Mais l'origine de l'attaque reste disputée dans le récit russe. Le mouvement houthi yéménite Ansar Allah a revendiqué l'opération, note TASS, tandis que des sources du renseignement américain n'excluent pas des tirs de drones lancés depuis l'Irak par des groupes pro-iraniens. RT, de son côté, situe l'épisode « dans le cadre de la guerre américano-iranienne » et cite des responsables américains évoquant, selon CNN, au moins deux stations de pompage touchées, avec des images satellite montrant un panache de fumée s'étirant sur plus de 100 kilomètres à travers le désert.
Riyad a choisi la retenue. Selon TASS, le royaume a décidé de ne pas répondre à « l'incursion armée », à la demande du Premier ministre irakien Ali al-Zaidi, pour soutenir ses efforts de stabilisation du pays. Le communiqué saoudien précise toutefois que le royaume « se réserve le droit de prendre toutes les mesures pour protéger sa souveraineté, sa sécurité nationale et ses installations économiques ».
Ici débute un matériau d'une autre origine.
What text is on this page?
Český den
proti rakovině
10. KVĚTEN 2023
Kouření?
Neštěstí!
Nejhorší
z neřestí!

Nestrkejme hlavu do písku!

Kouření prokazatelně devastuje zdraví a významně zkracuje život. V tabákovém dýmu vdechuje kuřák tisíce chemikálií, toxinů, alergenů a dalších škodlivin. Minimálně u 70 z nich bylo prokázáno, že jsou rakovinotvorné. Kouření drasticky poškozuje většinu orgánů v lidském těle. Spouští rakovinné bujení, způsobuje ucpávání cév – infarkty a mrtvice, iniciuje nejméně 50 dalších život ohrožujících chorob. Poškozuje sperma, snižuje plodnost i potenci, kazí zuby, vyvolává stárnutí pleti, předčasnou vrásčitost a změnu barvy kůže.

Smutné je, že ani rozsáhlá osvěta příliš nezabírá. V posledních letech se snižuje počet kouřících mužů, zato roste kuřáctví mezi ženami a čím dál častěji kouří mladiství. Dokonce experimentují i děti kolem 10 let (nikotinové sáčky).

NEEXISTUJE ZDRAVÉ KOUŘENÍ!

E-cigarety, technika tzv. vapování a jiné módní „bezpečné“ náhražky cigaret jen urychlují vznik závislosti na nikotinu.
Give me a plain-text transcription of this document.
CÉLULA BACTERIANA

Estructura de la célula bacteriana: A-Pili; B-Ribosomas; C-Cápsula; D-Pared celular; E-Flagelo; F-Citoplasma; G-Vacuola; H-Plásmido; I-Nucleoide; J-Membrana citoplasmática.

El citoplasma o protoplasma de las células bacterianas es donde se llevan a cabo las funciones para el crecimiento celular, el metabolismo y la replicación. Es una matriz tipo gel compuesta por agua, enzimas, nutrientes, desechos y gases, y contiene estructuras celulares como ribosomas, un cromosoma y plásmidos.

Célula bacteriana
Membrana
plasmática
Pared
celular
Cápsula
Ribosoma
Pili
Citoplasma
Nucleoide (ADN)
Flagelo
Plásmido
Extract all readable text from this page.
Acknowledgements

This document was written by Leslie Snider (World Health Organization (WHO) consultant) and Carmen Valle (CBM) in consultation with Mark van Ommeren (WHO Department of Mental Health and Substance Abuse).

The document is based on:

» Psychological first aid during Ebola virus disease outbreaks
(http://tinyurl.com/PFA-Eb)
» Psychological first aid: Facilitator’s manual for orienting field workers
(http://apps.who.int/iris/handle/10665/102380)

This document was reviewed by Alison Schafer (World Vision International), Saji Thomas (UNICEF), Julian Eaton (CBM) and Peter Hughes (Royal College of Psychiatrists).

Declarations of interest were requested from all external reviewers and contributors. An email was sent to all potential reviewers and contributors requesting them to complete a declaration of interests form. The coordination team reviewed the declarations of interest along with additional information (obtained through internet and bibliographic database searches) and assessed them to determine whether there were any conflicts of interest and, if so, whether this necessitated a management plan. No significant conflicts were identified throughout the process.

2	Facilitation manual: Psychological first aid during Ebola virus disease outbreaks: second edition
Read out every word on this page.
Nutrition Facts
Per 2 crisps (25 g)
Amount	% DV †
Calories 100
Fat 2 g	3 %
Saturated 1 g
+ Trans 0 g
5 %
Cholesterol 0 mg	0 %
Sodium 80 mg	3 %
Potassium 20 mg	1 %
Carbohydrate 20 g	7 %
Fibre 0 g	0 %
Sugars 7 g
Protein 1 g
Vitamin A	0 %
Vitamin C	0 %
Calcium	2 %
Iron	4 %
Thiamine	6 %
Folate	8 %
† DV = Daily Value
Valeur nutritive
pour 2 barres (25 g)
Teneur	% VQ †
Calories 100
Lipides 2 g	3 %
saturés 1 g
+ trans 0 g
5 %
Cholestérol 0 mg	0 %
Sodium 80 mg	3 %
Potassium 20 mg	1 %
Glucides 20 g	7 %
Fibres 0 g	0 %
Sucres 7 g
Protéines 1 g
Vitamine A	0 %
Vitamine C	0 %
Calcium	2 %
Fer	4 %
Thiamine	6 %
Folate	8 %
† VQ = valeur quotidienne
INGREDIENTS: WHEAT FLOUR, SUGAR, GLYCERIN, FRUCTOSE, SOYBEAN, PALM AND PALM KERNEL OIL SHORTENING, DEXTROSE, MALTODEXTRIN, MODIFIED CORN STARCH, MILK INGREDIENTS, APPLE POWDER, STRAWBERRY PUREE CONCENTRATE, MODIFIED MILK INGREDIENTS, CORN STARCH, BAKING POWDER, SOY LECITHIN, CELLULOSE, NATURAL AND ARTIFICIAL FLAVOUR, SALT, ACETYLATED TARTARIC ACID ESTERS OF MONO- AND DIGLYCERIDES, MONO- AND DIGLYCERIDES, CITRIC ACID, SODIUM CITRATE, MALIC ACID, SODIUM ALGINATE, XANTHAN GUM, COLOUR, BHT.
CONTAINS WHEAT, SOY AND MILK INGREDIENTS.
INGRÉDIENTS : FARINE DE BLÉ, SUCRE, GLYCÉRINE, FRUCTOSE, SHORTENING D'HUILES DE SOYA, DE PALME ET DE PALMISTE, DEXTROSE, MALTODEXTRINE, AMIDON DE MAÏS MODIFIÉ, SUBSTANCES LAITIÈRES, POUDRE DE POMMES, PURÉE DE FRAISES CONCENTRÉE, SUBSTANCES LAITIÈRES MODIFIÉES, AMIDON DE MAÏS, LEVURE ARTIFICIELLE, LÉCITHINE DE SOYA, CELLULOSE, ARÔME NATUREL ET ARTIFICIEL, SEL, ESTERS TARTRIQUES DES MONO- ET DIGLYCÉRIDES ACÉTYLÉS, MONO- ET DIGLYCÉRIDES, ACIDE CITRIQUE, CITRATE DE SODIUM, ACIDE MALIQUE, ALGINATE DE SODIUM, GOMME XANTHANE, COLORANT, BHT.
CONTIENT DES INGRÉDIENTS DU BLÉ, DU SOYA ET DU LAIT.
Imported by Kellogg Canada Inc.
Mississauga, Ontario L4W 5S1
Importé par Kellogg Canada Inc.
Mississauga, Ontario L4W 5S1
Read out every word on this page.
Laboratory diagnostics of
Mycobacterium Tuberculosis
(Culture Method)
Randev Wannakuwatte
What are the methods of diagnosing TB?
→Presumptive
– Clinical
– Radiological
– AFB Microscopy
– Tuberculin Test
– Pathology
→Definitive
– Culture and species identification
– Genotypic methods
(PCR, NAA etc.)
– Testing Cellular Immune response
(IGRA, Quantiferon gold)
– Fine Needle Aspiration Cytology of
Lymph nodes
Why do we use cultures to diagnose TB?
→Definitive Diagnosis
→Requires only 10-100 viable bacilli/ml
L'oléoduc, d'une capacité maximale de 7 millions de barils par jour dont environ 5 millions disponibles à l'export après approvisionnement des raffineries de l'ouest, reste à l'arrêt sur plusieurs tronçons, sans date de reprise annoncée. Ni RT ni TASS ne mentionnent de confirmation irakienne des tirs ni de mesures prises par Bagdad, la presse russe préférant relayer côte à côte les versions saoudienne et houthie sans arbitrer entre elles.